More pondering and more self assessment and even some much needed affirmation of my recent past as a news photographer.
I have been looking at the paper more since leaving it than I ever did before (I actively did not read it when I worked there, preferring to do my best work in a vacuum of comparative self criticism). I just tried to keep my eye on the next job, not bask in the glow, or hide in the shadow of the last.
Maybe I should have paid more attention.
Again, these images as a sample, taken from a folder from mid-late last year after fruitlessly chasing an image for a friend.
One of the realities of being a small city news paper photography is you are often technically creatively limited*. Not complaining, because it is a good training ground, but when you come from a more creative space, you are always aware of what could have been.

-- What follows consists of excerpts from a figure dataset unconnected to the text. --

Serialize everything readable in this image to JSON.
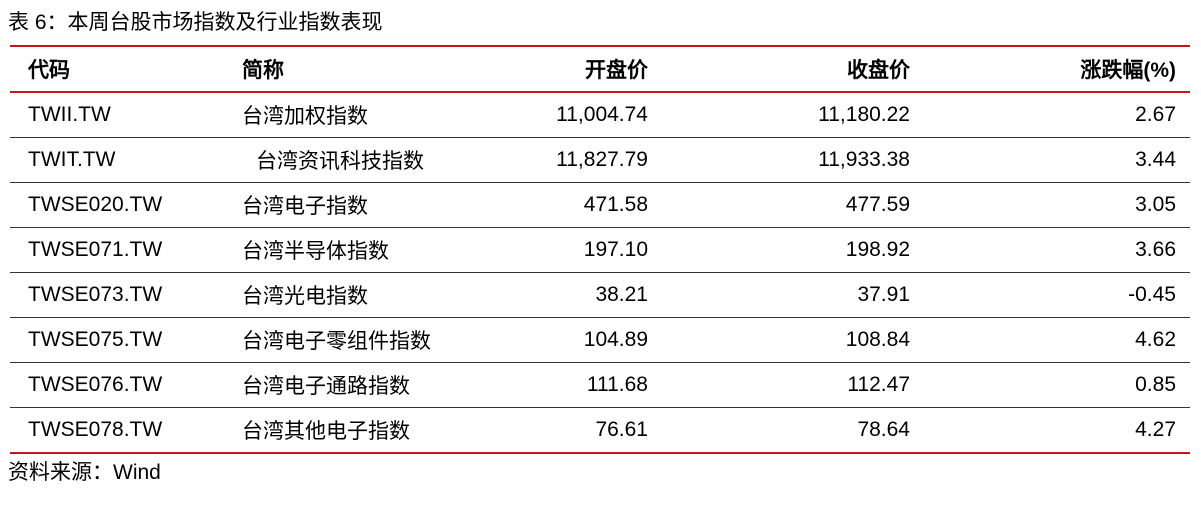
{
  "title": "表 6：本周台股市场指数及行业指数表现",
  "table": {
    "headers": [
      "代码",
      "简称",
      "开盘价",
      "收盘价",
      "涨跌幅(%)"
    ],
    "rows": [
      [
        "TWII.TW",
        "台湾加权指数",
        "11,004.74",
        "11,180.22",
        "2.67"
      ],
      [
        "TWIT.TW",
        "台湾资讯科技指数",
        "11,827.79",
        "11,933.38",
        "3.44"
      ],
      [
        "TWSE020.TW",
        "台湾电子指数",
        "471.58",
        "477.59",
        "3.05"
      ],
      [
        "TWSE071.TW",
        "台湾半导体指数",
        "197.10",
        "198.92",
        "3.66"
      ],
      [
        "TWSE073.TW",
        "台湾光电指数",
        "38.21",
        "37.91",
        "-0.45"
      ],
      [
        "TWSE075.TW",
        "台湾电子零组件指数",
        "104.89",
        "108.84",
        "4.62"
      ],
      [
        "TWSE076.TW",
        "台湾电子通路指数",
        "111.68",
        "112.47",
        "0.85"
      ],
      [
        "TWSE078.TW",
        "台湾其他电子指数",
        "76.61",
        "78.64",
        "4.27"
      ]
    ]
  },
  "source": "资料来源：Wind",
  "colors": {
    "rule": "#c8161d"
  }
}
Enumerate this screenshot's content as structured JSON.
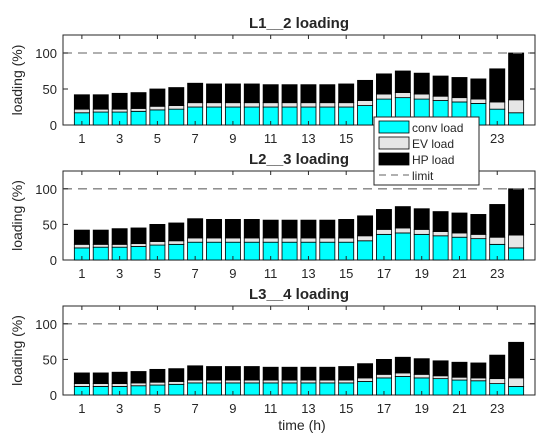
{
  "figure": {
    "xlabel": "time (h)"
  },
  "colors": {
    "conv": "#00ffff",
    "ev": "#e6e6e6",
    "hp": "#000000",
    "limit": "#808080",
    "axis": "#262626"
  },
  "legend": {
    "placement": "between-top-and-middle-right",
    "entries": [
      {
        "key": "conv",
        "label": "conv load"
      },
      {
        "key": "ev",
        "label": "EV load"
      },
      {
        "key": "hp",
        "label": "HP load"
      },
      {
        "key": "limit",
        "label": "limit"
      }
    ]
  },
  "chart_data": [
    {
      "type": "bar",
      "stacked": true,
      "title": "L1__2 loading",
      "xlabel": "",
      "ylabel": "loading (%)",
      "ylim": [
        0,
        125
      ],
      "yticks": [
        0,
        50,
        100
      ],
      "xlim": [
        0,
        25
      ],
      "xticks": [
        1,
        3,
        5,
        7,
        9,
        11,
        13,
        15,
        17,
        19,
        21,
        23
      ],
      "limit": 100,
      "categories": [
        1,
        2,
        3,
        4,
        5,
        6,
        7,
        8,
        9,
        10,
        11,
        12,
        13,
        14,
        15,
        16,
        17,
        18,
        19,
        20,
        21,
        22,
        23,
        24
      ],
      "series": [
        {
          "name": "conv load",
          "values": [
            17,
            18,
            18,
            19,
            21,
            22,
            25,
            25,
            25,
            25,
            25,
            25,
            25,
            25,
            25,
            27,
            36,
            38,
            36,
            34,
            32,
            30,
            22,
            17
          ]
        },
        {
          "name": "EV load",
          "values": [
            5,
            4,
            4,
            4,
            5,
            5,
            6,
            6,
            6,
            6,
            6,
            6,
            6,
            6,
            6,
            7,
            7,
            7,
            7,
            6,
            6,
            6,
            10,
            18
          ]
        },
        {
          "name": "HP load",
          "values": [
            20,
            20,
            22,
            22,
            24,
            25,
            27,
            26,
            26,
            26,
            25,
            25,
            25,
            25,
            26,
            28,
            28,
            30,
            29,
            28,
            28,
            28,
            46,
            65
          ]
        }
      ]
    },
    {
      "type": "bar",
      "stacked": true,
      "title": "L2__3 loading",
      "xlabel": "",
      "ylabel": "loading (%)",
      "ylim": [
        0,
        125
      ],
      "yticks": [
        0,
        50,
        100
      ],
      "xlim": [
        0,
        25
      ],
      "xticks": [
        1,
        3,
        5,
        7,
        9,
        11,
        13,
        15,
        17,
        19,
        21,
        23
      ],
      "limit": 100,
      "categories": [
        1,
        2,
        3,
        4,
        5,
        6,
        7,
        8,
        9,
        10,
        11,
        12,
        13,
        14,
        15,
        16,
        17,
        18,
        19,
        20,
        21,
        22,
        23,
        24
      ],
      "series": [
        {
          "name": "conv load",
          "values": [
            17,
            18,
            18,
            19,
            21,
            22,
            25,
            25,
            25,
            25,
            25,
            25,
            25,
            25,
            25,
            27,
            36,
            38,
            36,
            34,
            32,
            30,
            22,
            17
          ]
        },
        {
          "name": "EV load",
          "values": [
            5,
            4,
            4,
            4,
            5,
            5,
            6,
            6,
            6,
            6,
            6,
            6,
            6,
            6,
            6,
            7,
            7,
            7,
            7,
            6,
            6,
            6,
            10,
            18
          ]
        },
        {
          "name": "HP load",
          "values": [
            20,
            20,
            22,
            22,
            24,
            25,
            27,
            26,
            26,
            26,
            25,
            25,
            25,
            25,
            26,
            28,
            28,
            30,
            29,
            28,
            28,
            28,
            46,
            65
          ]
        }
      ]
    },
    {
      "type": "bar",
      "stacked": true,
      "title": "L3__4 loading",
      "xlabel": "time (h)",
      "ylabel": "loading (%)",
      "ylim": [
        0,
        125
      ],
      "yticks": [
        0,
        50,
        100
      ],
      "xlim": [
        0,
        25
      ],
      "xticks": [
        1,
        3,
        5,
        7,
        9,
        11,
        13,
        15,
        17,
        19,
        21,
        23
      ],
      "limit": 100,
      "categories": [
        1,
        2,
        3,
        4,
        5,
        6,
        7,
        8,
        9,
        10,
        11,
        12,
        13,
        14,
        15,
        16,
        17,
        18,
        19,
        20,
        21,
        22,
        23,
        24
      ],
      "series": [
        {
          "name": "conv load",
          "values": [
            12,
            12,
            12,
            13,
            14,
            15,
            17,
            17,
            17,
            17,
            17,
            17,
            17,
            17,
            17,
            19,
            24,
            26,
            24,
            23,
            21,
            20,
            16,
            12
          ]
        },
        {
          "name": "EV load",
          "values": [
            4,
            4,
            4,
            4,
            4,
            4,
            4,
            4,
            4,
            4,
            4,
            4,
            4,
            4,
            4,
            5,
            5,
            5,
            5,
            4,
            4,
            4,
            7,
            12
          ]
        },
        {
          "name": "HP load",
          "values": [
            15,
            15,
            16,
            16,
            18,
            18,
            20,
            19,
            19,
            19,
            18,
            18,
            18,
            18,
            19,
            20,
            21,
            22,
            22,
            21,
            21,
            21,
            33,
            50
          ]
        }
      ]
    }
  ]
}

Larger paper shooters often have an allocated car with gear, more time, often work alone without a journalist keen be done and gone and can sometimes even specialise.
For us, if it does not fit into your bag, you leave it behind.
If the job and the subject are only loosely connected, you need to think outside of the box.
One job, a candle light vigil preview needed a mood shot, but the only time the subject could be at the venue was midday and the sun was out bright and clear. I moved them to a shaded area, then under exposed the main image intending to add light for effect.
I had two light options.
A small LED, which proved to be too weak to make a dent in the forced gloom without pushing it into the frame.
A flash, with off camera capability, but it was harsh and hard to control. The answer was to bounce the flash off the journalist’s off-white shirt back (just out of frame left) with the flash held at arms length to reduce unwanted scatter. A little augmentation of the candle light in post and we have “twilight” at midday.
Telling a story is always important.
I underestimated this at first.
Aware of the benefits of connected images, I realised early on that the paper was only interested in “the one” image. The reality is though, if you are not trying to tell a story, you are not watching the subject deeply enough, trying to find an image outside of the most surface level treatment is hard. Later we started to need online galleries, which allowed us to tell that story and it was obvious that as the story unfolded, the better single images also emerged.
Getting the captain batting, a celebration after an important wicket and the pennant being awarded, are all good individually, but better together. Along with a little human touch, it is a full story.
*I remember a cadet at the paper fresh from a trip to the national office for their “ride along” time telling us how a photographer on the mainland (Canberra Times) used a bunch of props, including 50 soccer balls and a princess dress, to shoot a women’s soccer player (royal family of an Arabic country). She wondered why we did not until we asked her how long they had to get the shot, how much did it cost, how much support was there and did they have to get another shot that day? She quickly realised we are not playing on the same field.